I always seem to be converting strings to []byte to string again over and over. Is there a lot of overhead with this? Is there a better way?

For example, here is a function that accepts a UTF8 string, normalizes it, remove accents, then converts special characters to ASCII equivalent:

var transliterations = map[rune]string{'Æ':"AE",'Ð':"D",'Ł':"L",'Ø':"OE",'Þ':"Th",'ß':"ss",'æ':"ae",'ð':"d",'ł':"l",'ø':"oe",'þ':"th",'Œ':"OE",'œ':"oe"}
func RemoveAccents(s string) string {
    b := make([]byte, len(s))
    t := transform.Chain(norm.NFD, transform.RemoveFunc(isMn), norm.NFC)
    _, _, e := t.Transform(b, []byte(s), true)
    if e != nil { panic(e) }
    r := string(b)

    var f bytes.Buffer
    for _, c := range r {
        temp := rune(c)
        if val, ok := transliterations[temp]; ok {
            f.WriteString(val)
        } else {
            f.WriteRune(temp)
        }
    }
    return f.String()
}

So I'm starting with a string because that's what I get, then I'm converting it to a byte array, then back to a string, then to a byte array again, then back to a string again. Surely this is unnecessary but I can't figure out how to not do this..? And does it really have a lot of overhead or do I not have to worry about slowing things down with excessive conversions?
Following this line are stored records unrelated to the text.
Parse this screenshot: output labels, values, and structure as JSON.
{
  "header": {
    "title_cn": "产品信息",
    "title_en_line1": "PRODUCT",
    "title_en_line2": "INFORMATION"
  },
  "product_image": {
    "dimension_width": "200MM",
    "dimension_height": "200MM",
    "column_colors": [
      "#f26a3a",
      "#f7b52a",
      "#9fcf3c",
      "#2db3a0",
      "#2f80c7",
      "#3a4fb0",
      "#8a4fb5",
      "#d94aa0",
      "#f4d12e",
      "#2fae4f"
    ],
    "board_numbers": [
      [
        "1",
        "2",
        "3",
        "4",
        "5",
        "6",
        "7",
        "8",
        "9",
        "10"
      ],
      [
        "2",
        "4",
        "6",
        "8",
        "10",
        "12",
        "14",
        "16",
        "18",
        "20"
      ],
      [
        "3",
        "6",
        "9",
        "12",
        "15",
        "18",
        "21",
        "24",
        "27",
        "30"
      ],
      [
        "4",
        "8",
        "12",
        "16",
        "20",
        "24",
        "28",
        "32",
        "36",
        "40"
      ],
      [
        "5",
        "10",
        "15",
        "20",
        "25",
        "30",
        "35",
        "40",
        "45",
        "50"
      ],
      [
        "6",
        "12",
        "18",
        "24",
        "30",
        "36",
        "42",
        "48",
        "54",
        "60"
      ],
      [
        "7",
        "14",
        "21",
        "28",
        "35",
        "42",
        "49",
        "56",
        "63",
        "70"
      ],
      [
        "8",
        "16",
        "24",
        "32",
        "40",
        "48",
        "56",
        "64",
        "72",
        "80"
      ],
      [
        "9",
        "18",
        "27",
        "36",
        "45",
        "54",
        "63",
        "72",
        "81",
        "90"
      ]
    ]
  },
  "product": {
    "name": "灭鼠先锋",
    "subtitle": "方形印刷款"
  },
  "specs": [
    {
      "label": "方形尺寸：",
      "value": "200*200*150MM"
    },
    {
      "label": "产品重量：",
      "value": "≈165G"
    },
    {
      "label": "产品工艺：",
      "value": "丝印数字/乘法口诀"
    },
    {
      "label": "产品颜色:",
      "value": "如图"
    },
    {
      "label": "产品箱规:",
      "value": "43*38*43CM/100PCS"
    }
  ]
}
(Also if anyone has the time I've not yet figured out how bytes.Buffer actually works, would it not be better to initialize a buffer of 2x the size of the string, which is the maximum output size of the return value?)

In Go, strings are immutable so any change creates a new string. As a general rule, convert from a string to a byte or rune slice once and convert back to a string once. To avoid reallocations, for small and transient allocations, over-allocate to provide a safety margin if you don't know the exact number.

For example,

package main

import (
    "bytes"
    "fmt"
    "unicode"
    "unicode/utf8"

    "code.google.com/p/go.text/transform"
    "code.google.com/p/go.text/unicode/norm"
)

var isMn = func(r rune) bool {
    return unicode.Is(unicode.Mn, r) // Mn: nonspacing marks
}

var transliterations = map[rune]string{
    'Æ': "AE", 'Ð': "D", 'Ł': "L", 'Ø': "OE", 'Þ': "Th",
    'ß': "ss", 'æ': "ae", 'ð': "d", 'ł': "l", 'ø': "oe",
    'þ': "th", 'Œ': "OE", 'œ': "oe",
}

func RemoveAccents(b []byte) ([]byte, error) {
    mnBuf := make([]byte, len(b)*125/100)
    t := transform.Chain(norm.NFD, transform.RemoveFunc(isMn), norm.NFC)
    n, _, err := t.Transform(mnBuf, b, true)
    if err != nil {
        return nil, err
    }
    mnBuf = mnBuf[:n]
    tlBuf := bytes.NewBuffer(make([]byte, 0, len(mnBuf)*125/100))
    for i, w := 0, 0; i < len(mnBuf); i += w {
        r, width := utf8.DecodeRune(mnBuf[i:])
        if s, ok := transliterations[r]; ok {
            tlBuf.WriteString(s)
        } else {
            tlBuf.WriteRune(r)
        }
        w = width
    }
    return tlBuf.Bytes(), nil
}

func main() {
    in := "test stringß"
    fmt.Println(in)
    inBytes := []byte(in)
    outBytes, err := RemoveAccents(inBytes)
    if err != nil {
        fmt.Println(err)
    }
    out := string(outBytes)
    fmt.Println(out)
}

Output:

test stringß
test stringss

There is a small overhead with converting a string to a byte slice (not an array, that's a different type). Namely allocating the space for the byte slice.

Strings are its own type and are an interpretation of a sequence of bytes. But not every sequence of bytes is a useful string. Strings are also immutable. If you look at the strings package, you will see that strings will be sliced a lot.

In your example you can omit the second conversion back to string. You can also range over a byte slice.

As with every question about performance: you will probably need to measure. Is the allocation of byte slices really your bottleneck?

You can initialize your bytes.Buffer like so:

f := bytes.NewBuffer(make([]byte, 0, len(s)*2))

where you have a size of 0 and a capacity of 2x the size of your string. If you can estimate the size of your buffer, it is probably good to do that. It will save you a few reallocations of the underlying byte slices.

There is no answer to this question. If these conversions are a performance bottleneck in your application you should fix them. If not: Not.

Did you profile your application under realistic load and RemoveAccents is the bottleneck? No? So why bother?

Really: I assume one could do better (in the sense of less garbage, less iterations and less conversions) e.g. by chaining in some "TransliterationTransformer". But I doubt it would be wirth the hassle.